MDR zeigt Beitrag mit Linken-Politikerin, vergisst aber ein kleines Detail

Die MDR-Fernsehzentrale Leipzig: Das MDR-Magazin "Umschau" zeigte am 22. August in einem Beitrag über explodierende Mieten die Linken-Politikerin Franziska Riekewald ...
Die MDR-Fernsehzentrale Leipzig: Das MDR-Magazin "Umschau" zeigte am 22. August in einem Beitrag über explodierende Mieten die Linken-Politikerin Franziska Riekewald ...  © MDR

Leipzig - Ein Beitrag im MDR sorgt für Wirbel im Leipziger Bundestagswahlkampf. In der Sendung "Umschau" ist die Linken-Bundestagskandidatin Franziska Riekewald (36) zu sehen. Allerdings nicht als Politikerin, sondern als Normalverdienerin "Anja Riekewald", die über steigende Mieten in Leipzig klagt.

Der Blog "Scheidende Geister" war auf den Beitrag aufmerksam geworden, der am 22. August im MDR lief. Darin geht es um den Wohnungsmarkt und die steigenden Mieten in Leipzig.

Als Beispiel für eine Durchschnittsfamilie auf jahrelanger Wohnungssuche, stellt das Magazin "Umschau" die Riekewalds vor - Vater, Mutter und zwei Kinder.
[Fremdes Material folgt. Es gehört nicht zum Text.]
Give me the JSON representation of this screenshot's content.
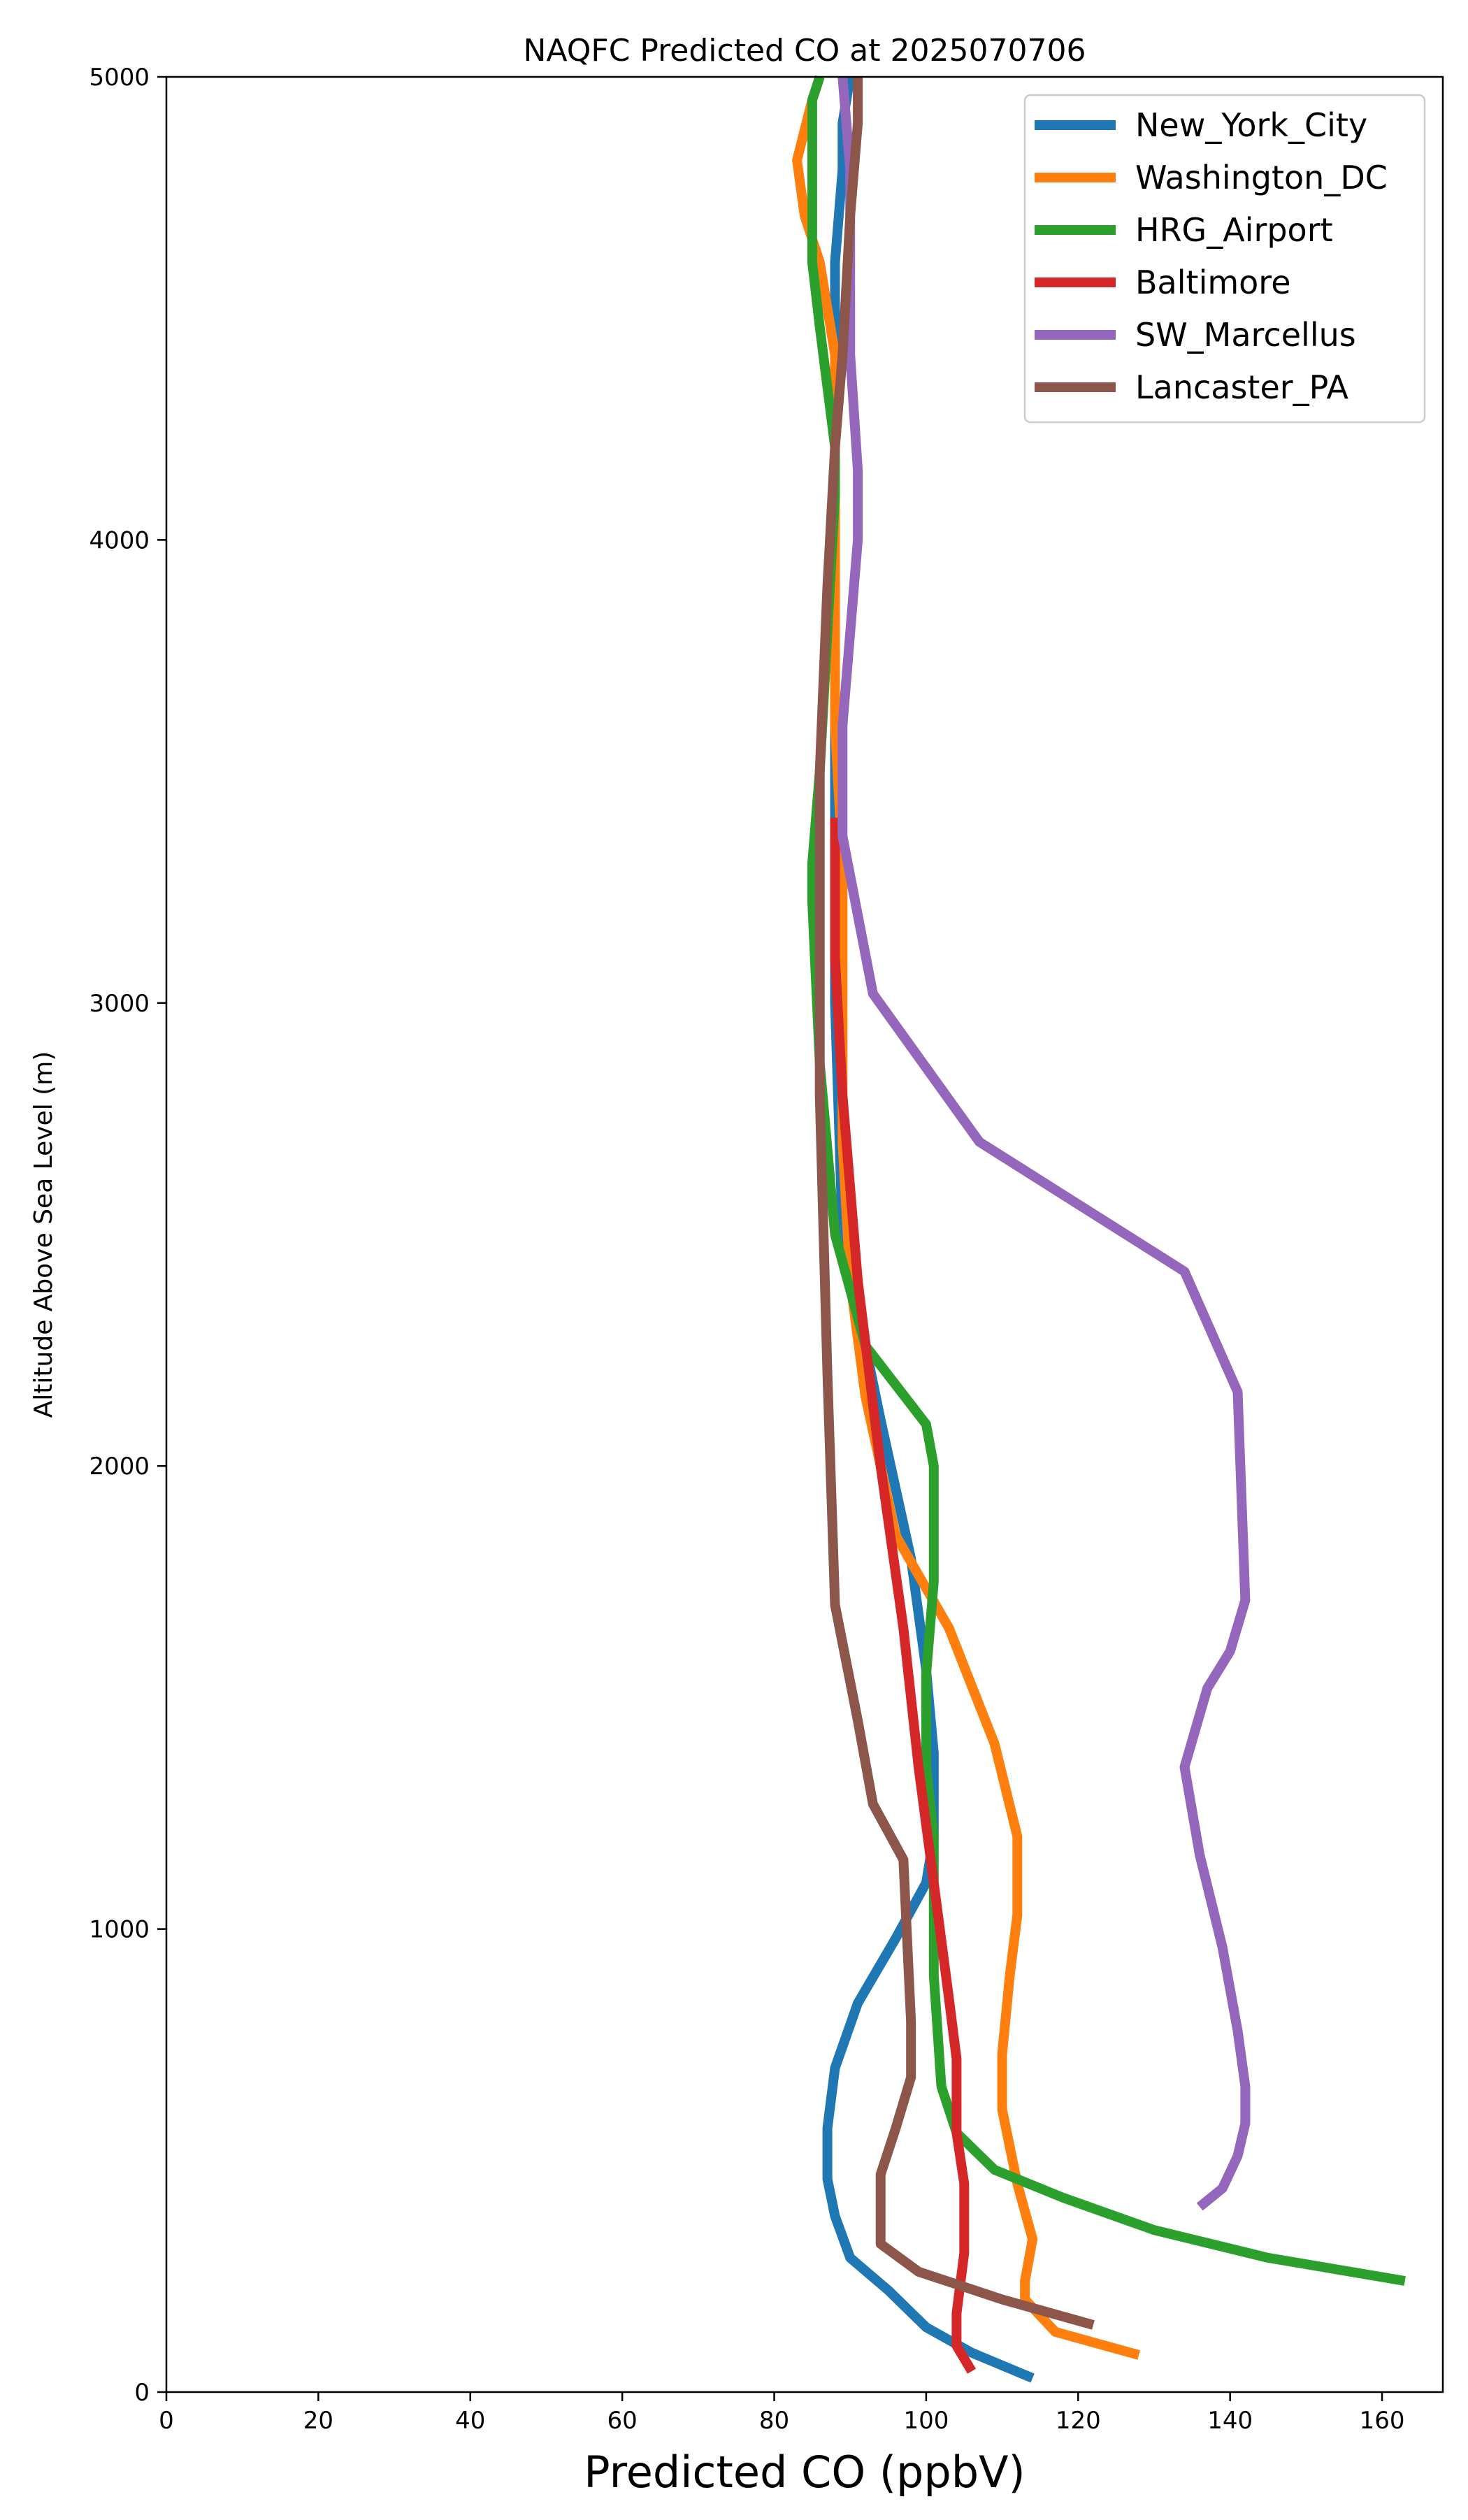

Ihre 90-Quadratmeter-Wohnung im Waldstraßenviertel ist ihnen zu klein geworden und Wohnen wird in Leipzig immer teurer.

Das Problem an der Sache: Anfangs hatte das Magazin Mutter Riekewald mit dem Vornamen "Anja" vorgestellt.
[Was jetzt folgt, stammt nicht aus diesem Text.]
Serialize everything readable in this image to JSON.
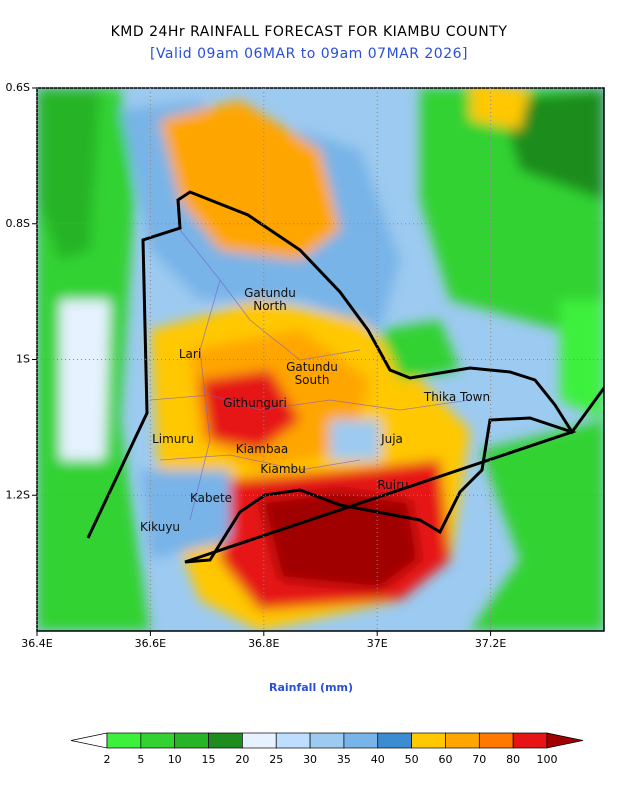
{
  "title": "KMD 24Hr RAINFALL FORECAST FOR KIAMBU COUNTY",
  "subtitle": "[Valid 09am 06MAR to 09am 07MAR 2026]",
  "map": {
    "xlim": [
      36.4,
      37.4
    ],
    "ylim": [
      -1.4,
      -0.6
    ],
    "xticks": [
      {
        "value": 36.4,
        "label": "36.4E"
      },
      {
        "value": 36.6,
        "label": "36.6E"
      },
      {
        "value": 36.8,
        "label": "36.8E"
      },
      {
        "value": 37,
        "label": "37E"
      },
      {
        "value": 37.2,
        "label": "37.2E"
      }
    ],
    "yticks": [
      {
        "value": -0.6,
        "label": "0.6S"
      },
      {
        "value": -0.8,
        "label": "0.8S"
      },
      {
        "value": -1,
        "label": "1S"
      },
      {
        "value": -1.2,
        "label": "1.2S"
      }
    ],
    "places": [
      "Gatundu North",
      "Lari",
      "Gatundu South",
      "Githunguri",
      "Thika Town",
      "Limuru",
      "Kiambaa",
      "Juja",
      "Kiambu",
      "Ruiru",
      "Kabete",
      "Kikuyu"
    ]
  },
  "colorbar": {
    "label": "Rainfall (mm)",
    "levels": [
      2,
      5,
      10,
      15,
      20,
      25,
      30,
      35,
      40,
      50,
      60,
      70,
      80,
      100
    ],
    "colors": [
      "#ffffff",
      "#3cf03c",
      "#32d232",
      "#28b428",
      "#1e8c1e",
      "#e6f2ff",
      "#bedeff",
      "#9ccaf0",
      "#78b4e8",
      "#3c8cd2",
      "#ffc800",
      "#ffa500",
      "#ff7800",
      "#e61414",
      "#a00000"
    ]
  }
}
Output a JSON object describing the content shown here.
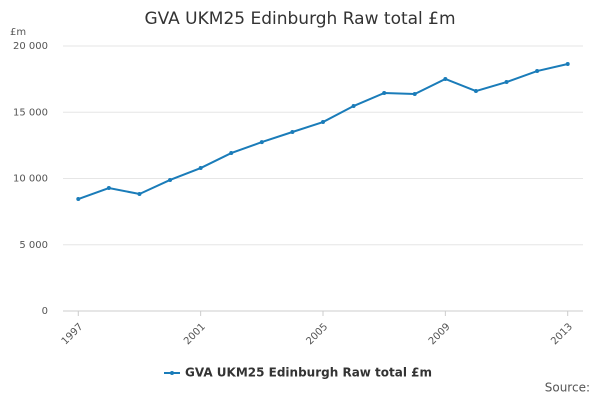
{
  "chart_data": {
    "type": "line",
    "title": "GVA UKM25 Edinburgh Raw total £m",
    "y_label": "£m",
    "source": "Source:",
    "x": [
      1997,
      1998,
      1999,
      2000,
      2001,
      2002,
      2003,
      2004,
      2005,
      2006,
      2007,
      2008,
      2009,
      2010,
      2011,
      2012,
      2013
    ],
    "series": [
      {
        "name": "GVA UKM25 Edinburgh Raw total £m",
        "color": "#1a7cb9",
        "values": [
          8450,
          9280,
          8830,
          9890,
          10790,
          11920,
          12750,
          13510,
          14260,
          15470,
          16450,
          16380,
          17510,
          16600,
          17280,
          18110,
          18640
        ]
      }
    ],
    "xlim": [
      1996.5,
      2013.5
    ],
    "xticks": [
      1997,
      2001,
      2005,
      2009,
      2013
    ],
    "ylim": [
      0,
      20000
    ],
    "yticks": [
      0,
      {
        "value": 5000,
        "label": "5 000"
      },
      {
        "value": 10000,
        "label": "10 000"
      },
      {
        "value": 15000,
        "label": "15 000"
      },
      {
        "value": 20000,
        "label": "20 000"
      }
    ],
    "grid": true,
    "legend": "bottom"
  }
}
Dies fiel dem Blogger auf, der feststellte, dass "Anja Riekewald" der Linken-Bundestagskandidatin und -Stadträtin Franziska Riekewald zum Verwechseln ähnlich sieht.

Einen weiteren Hinweis darauf, dass es sich tatsächlich um die Politikerin Franziska Riekewald handeln könnte, lieferte die Leipziger Linke selbst. Sie hatte am 18. August - unter anderem via Twitter - einen Aufruf des MDR verbreitet, der über eine Leipziger Familie auf Wohnungssuche berichten wollte.

... verschwieg dabei aber ihre aktuelle Kandidatur für den Bundestag sowie ihr Amt als Stadträtin.
... verschwieg dabei aber ihre aktuelle Kandidatur für den Bundestag sowie ihr Amt als Stadträtin.  © DIE LINKE. Fraktion im Stadtrat zu Leipzig

Am Samstag klärten der MDR und die Linken-Politikerin Franziska Riekewald die Sache auf. Der Sender erklärte, man habe den Vornamen falsch eingeblendet.

"Bei der Produktion des Beitrages, an der mehrere Journalisten beteiligt waren, wurde der Vorname intern falsch übermittelt", heißt es. Die Umschau-Redaktion hat den Vornamen in dem Beitrag mittlerweile korrigiert.

Allerdings stellt sich dem aufmerksamen Zuschauer dann noch die Frage, warum im Beitrag mit keinem Wort erwähnt wird, dass sich Franziska Riekewald als Direktkandidaten für den Wahlkreis Leipzig I beworben hat - also mitten im Wahlkampf steckt. Zudem sitzt sie auch seit 2014 für ihre Partei im Leipziger Stadtrat, ist stellvertretende Fraktionschefin.

Warum die Umschau-Redaktion dieses Detail wegließ beziehungsweise die Familie Riekewald trotzdem auswählte, dazu hat sich der MDR bislang noch nicht geäußert.

Dafür erklärte Franziska Riekewald auf Anfrage von TAG24: "Ich habe mich einfach auf den öffentlichen Aufruf beworben. Wir gehören ja auch zur ganz normalen Mittelschicht. Ich gehe einem gewöhnlichen Job nach, bin Mutter und ehrenamtliche Stadträtin."

Bei der Wohnungssuche sei es schließlich egal, ob man gerade für den Bundestag kandidiere oder nicht. Die Probleme seien die gleichen, wie bei anderen Familien auch. Riekewald betonte, dass die Redaktion von ihrem Amt als Stadträtin und ihrer Bundestagskandidatur gewusst habe. "Ich habe den Redakteuren alles offengelegt."

Dass das Thema Wohnen Franziska Riekewald und ihrer Partei im Wahlkampf am Herzen liegt, hätte sie der Redaktion nicht erzählen müssen. Dafür genügt ein Blick ins Wahlprogramm.